You or your doctor can submit a report to the Food and Drug Administration’s (FDA) MedWatch Adverse Event Reporting program online at http://www.fda.gov/Safety/MedWatch or by phone at 1-800-332-1088 if you have a serious side event.
What should I know about storage and disposal of this medication?
Keep this medication tightly closed in the original container and out of the reach of children. Keep the capsules out of the bathroom and at room temperature, away from sources of extreme heat and moisture. Do not freeze the oral solution; instead, keep it in the refrigerator. You can keep the oral solution at room temperature for up to three months if you don’t want to refrigerate it. After three months, throw away any unopened, unrefrigerated oral solution.
As many containers (such as weekly pill minders and those for eye drops, creams, patches, and inhalers) are not child-resistant and are simple for young children to open, it is crucial to keep all medications out of sight and out of reach of children. Always lock safety caps and promptly stash medication up and away from young children where it is out of their sight and reach to prevent poisoning. http://www.upandaway.org
Unused prescriptions must be disposed of carefully to prevent pets, kids, and other people from ingesting them. You should not, however, dispose of this medication in the toilet. Instead, utilizing a medicine take-back program is the easiest approach to get rid of your medication. To find out about take-back programs in your area, speak with your pharmacist or the garbage/recycling department in your city. If you do not have access to a take-back program, see the FDA’s Safe Disposal of Medicines website at http://goo.gl/c4Rm4p for additional information.

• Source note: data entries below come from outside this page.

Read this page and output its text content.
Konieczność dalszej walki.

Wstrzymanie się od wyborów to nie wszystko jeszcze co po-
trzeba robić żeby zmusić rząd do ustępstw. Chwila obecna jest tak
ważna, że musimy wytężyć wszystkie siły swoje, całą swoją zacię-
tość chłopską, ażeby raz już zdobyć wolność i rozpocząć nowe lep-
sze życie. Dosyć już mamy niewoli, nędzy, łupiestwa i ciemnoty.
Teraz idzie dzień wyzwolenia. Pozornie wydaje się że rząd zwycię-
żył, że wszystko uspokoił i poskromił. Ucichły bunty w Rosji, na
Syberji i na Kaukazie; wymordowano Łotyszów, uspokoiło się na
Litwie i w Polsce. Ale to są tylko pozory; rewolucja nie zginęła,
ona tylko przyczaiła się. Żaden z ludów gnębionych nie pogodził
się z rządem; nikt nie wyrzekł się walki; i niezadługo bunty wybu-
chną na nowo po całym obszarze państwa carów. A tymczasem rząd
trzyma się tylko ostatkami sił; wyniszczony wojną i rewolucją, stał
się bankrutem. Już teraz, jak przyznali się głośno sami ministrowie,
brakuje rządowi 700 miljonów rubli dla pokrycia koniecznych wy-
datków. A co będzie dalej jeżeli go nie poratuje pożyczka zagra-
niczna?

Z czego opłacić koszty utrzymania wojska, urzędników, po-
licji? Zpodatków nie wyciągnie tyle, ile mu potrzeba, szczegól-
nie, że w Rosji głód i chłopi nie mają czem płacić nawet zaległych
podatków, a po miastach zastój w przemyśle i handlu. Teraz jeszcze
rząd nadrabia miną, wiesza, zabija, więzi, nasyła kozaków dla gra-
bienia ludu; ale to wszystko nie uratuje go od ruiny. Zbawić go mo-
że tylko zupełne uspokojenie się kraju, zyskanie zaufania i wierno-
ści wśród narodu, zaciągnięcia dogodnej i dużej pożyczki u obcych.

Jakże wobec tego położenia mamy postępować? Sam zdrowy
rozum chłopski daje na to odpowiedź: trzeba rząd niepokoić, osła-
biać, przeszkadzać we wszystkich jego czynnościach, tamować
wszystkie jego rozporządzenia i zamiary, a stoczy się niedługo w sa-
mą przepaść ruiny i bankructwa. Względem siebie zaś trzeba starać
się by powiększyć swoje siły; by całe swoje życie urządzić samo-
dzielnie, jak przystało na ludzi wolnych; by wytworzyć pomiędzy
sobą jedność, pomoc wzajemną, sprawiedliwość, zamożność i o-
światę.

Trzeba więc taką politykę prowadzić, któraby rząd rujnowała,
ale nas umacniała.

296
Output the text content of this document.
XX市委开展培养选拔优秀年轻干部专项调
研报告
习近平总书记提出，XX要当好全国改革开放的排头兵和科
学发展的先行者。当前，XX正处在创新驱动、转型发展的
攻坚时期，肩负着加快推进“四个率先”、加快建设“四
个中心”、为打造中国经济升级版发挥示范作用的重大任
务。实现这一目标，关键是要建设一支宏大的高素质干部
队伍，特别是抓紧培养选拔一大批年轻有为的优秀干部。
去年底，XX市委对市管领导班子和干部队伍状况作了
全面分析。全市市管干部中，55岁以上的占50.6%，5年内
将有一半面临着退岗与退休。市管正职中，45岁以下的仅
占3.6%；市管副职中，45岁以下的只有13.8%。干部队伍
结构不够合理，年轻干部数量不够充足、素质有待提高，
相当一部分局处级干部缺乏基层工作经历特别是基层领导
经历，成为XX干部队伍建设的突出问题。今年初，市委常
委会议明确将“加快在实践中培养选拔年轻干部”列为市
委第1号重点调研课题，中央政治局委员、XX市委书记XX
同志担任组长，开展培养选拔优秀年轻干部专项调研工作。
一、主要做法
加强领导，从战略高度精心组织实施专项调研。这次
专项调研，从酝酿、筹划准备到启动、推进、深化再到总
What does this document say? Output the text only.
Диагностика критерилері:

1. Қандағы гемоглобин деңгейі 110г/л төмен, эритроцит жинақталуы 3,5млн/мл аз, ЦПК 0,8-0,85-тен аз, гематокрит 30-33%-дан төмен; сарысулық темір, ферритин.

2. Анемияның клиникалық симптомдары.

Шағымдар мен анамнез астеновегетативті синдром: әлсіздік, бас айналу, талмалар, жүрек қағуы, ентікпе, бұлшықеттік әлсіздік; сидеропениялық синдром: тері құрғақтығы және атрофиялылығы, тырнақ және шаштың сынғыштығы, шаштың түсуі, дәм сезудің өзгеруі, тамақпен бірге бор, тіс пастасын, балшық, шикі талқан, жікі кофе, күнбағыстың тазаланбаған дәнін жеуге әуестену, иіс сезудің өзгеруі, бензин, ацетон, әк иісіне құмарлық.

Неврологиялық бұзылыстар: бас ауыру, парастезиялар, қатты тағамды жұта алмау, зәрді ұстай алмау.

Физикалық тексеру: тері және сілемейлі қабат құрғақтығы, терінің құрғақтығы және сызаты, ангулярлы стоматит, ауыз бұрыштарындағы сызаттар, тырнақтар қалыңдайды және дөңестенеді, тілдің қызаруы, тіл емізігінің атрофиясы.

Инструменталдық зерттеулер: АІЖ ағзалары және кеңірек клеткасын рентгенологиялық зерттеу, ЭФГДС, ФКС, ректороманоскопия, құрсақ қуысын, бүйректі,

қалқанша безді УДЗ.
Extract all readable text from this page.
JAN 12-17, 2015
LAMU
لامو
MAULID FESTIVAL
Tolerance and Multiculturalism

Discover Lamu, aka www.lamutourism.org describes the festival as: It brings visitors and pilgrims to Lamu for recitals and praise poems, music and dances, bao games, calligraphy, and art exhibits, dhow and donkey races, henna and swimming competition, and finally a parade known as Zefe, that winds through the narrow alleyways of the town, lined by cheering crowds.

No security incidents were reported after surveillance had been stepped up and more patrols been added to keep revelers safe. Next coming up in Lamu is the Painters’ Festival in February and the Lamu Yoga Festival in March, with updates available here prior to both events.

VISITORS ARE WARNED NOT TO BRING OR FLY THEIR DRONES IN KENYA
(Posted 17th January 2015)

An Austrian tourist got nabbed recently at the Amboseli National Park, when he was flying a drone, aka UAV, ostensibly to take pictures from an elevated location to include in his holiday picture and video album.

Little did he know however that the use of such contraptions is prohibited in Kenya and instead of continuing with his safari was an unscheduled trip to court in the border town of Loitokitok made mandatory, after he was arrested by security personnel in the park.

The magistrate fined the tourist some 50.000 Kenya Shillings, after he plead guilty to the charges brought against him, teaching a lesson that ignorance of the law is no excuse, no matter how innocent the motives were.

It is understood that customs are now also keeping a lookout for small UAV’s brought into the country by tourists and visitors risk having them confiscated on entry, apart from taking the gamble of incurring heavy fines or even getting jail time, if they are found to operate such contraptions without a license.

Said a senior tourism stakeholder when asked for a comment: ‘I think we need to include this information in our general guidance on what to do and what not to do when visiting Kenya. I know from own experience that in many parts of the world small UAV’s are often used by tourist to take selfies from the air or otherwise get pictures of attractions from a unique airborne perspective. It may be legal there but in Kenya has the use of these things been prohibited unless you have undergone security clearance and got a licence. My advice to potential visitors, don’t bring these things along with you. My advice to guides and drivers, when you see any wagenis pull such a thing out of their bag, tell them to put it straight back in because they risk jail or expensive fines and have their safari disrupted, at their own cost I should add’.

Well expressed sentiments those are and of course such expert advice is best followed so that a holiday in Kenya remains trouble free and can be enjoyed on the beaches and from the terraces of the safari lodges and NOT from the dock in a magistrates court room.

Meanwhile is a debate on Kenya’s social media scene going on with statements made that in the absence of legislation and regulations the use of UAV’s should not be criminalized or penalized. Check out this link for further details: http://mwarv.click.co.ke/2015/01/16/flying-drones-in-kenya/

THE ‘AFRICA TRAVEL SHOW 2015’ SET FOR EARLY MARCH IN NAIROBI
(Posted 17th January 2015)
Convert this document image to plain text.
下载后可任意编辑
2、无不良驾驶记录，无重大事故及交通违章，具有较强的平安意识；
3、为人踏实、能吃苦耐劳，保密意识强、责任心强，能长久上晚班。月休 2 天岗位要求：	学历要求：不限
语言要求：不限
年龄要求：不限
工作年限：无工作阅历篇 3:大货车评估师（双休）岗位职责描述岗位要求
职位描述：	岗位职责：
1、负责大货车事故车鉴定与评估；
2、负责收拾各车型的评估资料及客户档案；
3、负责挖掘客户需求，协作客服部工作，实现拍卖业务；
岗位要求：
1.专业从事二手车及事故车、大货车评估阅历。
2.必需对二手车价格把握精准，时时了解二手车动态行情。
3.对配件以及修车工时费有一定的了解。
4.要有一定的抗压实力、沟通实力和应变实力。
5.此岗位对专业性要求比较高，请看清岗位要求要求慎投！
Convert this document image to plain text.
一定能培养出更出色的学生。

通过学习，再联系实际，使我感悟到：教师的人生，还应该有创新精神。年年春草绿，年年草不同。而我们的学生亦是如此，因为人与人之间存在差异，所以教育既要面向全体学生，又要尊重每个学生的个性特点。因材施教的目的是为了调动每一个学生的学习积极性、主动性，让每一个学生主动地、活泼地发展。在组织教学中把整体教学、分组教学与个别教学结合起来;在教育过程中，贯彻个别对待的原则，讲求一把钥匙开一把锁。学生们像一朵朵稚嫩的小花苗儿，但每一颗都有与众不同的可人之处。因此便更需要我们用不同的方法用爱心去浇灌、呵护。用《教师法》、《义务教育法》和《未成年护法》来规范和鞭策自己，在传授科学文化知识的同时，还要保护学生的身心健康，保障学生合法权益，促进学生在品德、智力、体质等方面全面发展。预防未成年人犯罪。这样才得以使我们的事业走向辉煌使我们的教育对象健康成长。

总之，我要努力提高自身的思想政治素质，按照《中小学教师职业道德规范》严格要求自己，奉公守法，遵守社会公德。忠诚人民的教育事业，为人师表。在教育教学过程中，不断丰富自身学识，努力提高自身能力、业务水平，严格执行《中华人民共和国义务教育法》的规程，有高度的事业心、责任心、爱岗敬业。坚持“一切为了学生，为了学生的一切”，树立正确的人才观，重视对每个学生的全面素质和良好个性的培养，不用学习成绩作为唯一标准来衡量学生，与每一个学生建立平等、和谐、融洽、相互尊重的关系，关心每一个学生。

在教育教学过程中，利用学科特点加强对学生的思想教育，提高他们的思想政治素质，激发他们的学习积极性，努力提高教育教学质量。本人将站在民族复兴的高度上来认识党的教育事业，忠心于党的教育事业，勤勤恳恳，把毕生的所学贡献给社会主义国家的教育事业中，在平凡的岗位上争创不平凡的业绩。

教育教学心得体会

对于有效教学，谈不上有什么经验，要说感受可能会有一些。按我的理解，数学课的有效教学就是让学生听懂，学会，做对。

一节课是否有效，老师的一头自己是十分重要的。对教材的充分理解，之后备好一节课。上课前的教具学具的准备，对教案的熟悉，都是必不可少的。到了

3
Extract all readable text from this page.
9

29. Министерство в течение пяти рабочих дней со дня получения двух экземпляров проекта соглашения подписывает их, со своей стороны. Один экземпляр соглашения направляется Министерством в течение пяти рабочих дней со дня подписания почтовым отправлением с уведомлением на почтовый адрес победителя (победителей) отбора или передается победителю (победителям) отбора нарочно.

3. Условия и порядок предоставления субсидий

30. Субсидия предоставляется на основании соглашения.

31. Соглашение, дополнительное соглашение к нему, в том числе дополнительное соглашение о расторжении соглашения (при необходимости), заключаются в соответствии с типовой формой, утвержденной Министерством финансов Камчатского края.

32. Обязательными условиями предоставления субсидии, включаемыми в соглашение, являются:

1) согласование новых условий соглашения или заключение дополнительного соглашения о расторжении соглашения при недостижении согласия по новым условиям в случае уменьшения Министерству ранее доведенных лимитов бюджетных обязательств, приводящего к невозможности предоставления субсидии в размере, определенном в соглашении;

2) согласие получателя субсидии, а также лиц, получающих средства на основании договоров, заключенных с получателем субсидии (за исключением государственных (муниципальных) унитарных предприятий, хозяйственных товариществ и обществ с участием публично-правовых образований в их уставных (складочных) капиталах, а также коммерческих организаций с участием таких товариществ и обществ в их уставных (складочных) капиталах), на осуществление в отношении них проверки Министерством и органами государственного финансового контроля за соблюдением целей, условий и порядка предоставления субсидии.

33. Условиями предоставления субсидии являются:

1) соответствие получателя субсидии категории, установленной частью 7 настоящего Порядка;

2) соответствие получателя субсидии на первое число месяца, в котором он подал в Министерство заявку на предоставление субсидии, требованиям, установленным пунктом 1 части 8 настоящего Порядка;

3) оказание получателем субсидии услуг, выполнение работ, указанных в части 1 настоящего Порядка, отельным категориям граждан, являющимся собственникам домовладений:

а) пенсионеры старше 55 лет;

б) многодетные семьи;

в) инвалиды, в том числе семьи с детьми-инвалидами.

In case of emergency/overdose
Call the poison control hotline at 1-800-222-1222 in the event of an overdose. Additionally, information can be found online at https://www.poisonhelp.org/help. Call 911 right once if the person has collapsed, experienced a seizure, is having difficulty breathing, or cannot be roused.
What other information should I know?
No one else should take your medication. Any queries you may have regarding medication refills should be directed to your pharmacist.
Emtricitabine should always be on hand. Do not put off getting a refill on your prescription until you are out of medicine.
You should keep a written record of every medication you take, including any over-the-counter (OTC) items, prescription drugs, and dietary supplements like vitamins and minerals. This list should be brought with you whenever you see a doctor or are admitted to the hospital. You should always have this information with you in case of emergencies.